From西大和 「の」と「が」の使い方に注目

東京オリンピック・パラリンピックで日本の選手が多くの金メダルを獲得しました。金メダルの表彰式では「君が代」が流れました。

ここで私のはずかしい思い出話を一つ。小学校の音楽の教科書に、「君が代」の歌詞がのっていました。歌詞の一節に「さざれいしのいわおとなりて」とあります。さざれ石は小さい石のこと。小学生だった私は、何も疑わずに「さざれ石の岩音鳴りて」(さざれ石の転がる音?)と歌っていました。本当は「さざれ石の巌となりて」(さざれ石が大きな石になって)です。まちがいに気づいたのは、中学生になってからでした。

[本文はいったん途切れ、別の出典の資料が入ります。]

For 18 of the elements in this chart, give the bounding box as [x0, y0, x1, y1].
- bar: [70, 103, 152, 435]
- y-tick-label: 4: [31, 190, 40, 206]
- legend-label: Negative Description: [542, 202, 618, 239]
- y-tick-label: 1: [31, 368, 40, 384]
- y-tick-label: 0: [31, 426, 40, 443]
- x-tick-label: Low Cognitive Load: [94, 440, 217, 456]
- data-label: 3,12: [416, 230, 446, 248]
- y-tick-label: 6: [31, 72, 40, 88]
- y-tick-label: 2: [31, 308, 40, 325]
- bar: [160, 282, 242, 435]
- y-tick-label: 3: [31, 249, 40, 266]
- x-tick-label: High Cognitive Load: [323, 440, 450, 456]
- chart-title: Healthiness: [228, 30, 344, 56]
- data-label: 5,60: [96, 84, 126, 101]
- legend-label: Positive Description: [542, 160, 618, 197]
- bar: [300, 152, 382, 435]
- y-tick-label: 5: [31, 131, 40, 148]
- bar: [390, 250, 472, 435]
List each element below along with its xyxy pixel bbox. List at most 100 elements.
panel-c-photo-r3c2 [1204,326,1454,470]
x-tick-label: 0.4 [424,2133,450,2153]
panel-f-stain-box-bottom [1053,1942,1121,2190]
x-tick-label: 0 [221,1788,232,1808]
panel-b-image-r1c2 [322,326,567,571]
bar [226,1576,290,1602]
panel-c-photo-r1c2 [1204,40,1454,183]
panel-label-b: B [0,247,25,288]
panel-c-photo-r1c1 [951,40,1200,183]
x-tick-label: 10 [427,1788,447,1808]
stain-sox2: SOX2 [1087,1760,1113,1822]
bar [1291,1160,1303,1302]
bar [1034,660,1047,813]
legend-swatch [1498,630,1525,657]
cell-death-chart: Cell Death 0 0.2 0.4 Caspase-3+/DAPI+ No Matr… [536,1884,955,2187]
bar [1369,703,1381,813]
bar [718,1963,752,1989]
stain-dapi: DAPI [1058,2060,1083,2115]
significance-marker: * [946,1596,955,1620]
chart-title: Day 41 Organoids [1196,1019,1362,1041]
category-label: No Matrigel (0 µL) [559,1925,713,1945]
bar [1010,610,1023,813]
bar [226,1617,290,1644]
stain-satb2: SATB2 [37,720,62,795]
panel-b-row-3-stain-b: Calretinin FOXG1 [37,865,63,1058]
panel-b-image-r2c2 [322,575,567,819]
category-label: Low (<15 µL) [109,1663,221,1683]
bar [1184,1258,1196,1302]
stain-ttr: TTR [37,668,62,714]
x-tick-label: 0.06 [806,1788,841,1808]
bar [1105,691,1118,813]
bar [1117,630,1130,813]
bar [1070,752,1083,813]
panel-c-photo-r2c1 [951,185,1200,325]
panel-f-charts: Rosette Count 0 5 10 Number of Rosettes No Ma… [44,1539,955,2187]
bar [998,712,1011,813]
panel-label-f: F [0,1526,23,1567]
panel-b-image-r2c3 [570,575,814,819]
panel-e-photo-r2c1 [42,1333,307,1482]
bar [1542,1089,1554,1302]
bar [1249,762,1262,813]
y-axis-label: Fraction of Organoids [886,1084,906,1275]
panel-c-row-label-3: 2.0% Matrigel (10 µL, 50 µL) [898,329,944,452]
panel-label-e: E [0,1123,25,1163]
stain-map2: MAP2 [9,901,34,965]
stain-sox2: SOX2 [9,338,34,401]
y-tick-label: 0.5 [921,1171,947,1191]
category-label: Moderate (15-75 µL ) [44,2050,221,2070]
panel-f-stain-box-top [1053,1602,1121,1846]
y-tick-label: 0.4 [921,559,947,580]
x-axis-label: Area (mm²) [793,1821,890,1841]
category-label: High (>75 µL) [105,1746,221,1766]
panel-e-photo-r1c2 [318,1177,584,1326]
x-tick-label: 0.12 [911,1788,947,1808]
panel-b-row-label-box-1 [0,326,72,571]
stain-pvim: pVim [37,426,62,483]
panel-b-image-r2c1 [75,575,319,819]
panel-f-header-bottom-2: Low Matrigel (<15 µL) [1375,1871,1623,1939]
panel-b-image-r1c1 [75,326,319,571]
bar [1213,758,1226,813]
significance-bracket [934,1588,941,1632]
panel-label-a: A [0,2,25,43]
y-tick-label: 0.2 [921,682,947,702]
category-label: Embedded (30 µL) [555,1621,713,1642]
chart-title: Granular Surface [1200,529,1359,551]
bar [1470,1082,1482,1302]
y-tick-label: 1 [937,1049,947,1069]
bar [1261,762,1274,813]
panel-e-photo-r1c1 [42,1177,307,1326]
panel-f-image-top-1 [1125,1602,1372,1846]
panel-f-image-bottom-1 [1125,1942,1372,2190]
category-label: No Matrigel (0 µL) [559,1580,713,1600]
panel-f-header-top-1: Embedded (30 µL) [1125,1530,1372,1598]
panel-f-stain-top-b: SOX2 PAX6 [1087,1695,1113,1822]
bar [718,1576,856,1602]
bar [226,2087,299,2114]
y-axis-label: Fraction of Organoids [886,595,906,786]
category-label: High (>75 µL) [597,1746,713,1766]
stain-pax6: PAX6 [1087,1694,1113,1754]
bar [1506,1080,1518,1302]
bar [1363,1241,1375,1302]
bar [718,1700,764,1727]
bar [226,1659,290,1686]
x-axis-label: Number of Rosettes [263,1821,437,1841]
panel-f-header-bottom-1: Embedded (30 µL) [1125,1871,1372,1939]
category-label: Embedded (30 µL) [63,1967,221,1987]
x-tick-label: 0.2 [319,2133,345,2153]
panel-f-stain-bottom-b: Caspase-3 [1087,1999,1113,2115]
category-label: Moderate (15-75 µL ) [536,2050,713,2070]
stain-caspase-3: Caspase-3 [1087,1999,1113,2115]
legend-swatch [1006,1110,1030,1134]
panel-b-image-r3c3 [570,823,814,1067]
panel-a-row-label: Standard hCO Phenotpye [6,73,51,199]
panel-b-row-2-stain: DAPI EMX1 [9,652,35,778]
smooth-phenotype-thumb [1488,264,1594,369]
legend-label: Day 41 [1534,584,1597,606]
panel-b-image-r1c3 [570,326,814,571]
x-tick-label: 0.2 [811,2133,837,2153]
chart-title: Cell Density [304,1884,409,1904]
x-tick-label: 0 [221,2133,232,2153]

このまちがいはどうして起こったのでしょう。それは、「の」と「が」の働きが昔と今で変わったからです。今では「の」は、「ぼくの名前」「犬の小屋」のように、「だれだれのもの」の意味で使われることがほとんどです。また「が」は、「私が持っています」「友だちが笑う」のように、「だれだれがする」の意味でよく使われます。

この「の」や「が」の古い使い方は、今でもあります。「我が家」は、「私の家」という意味ですが、字をよく見てみると変ですね。「我が家」の「が」を今の意味で考えると、「私が家である」となってしまいます。「わがまま(我が儘)」の「が」はどうでしょうか。

毎日使っている言葉を一度「ばらばらに分解」してみることをおすすめします。区切る場所を変えることで、かくれていた言葉の意味に気づくかもしれません。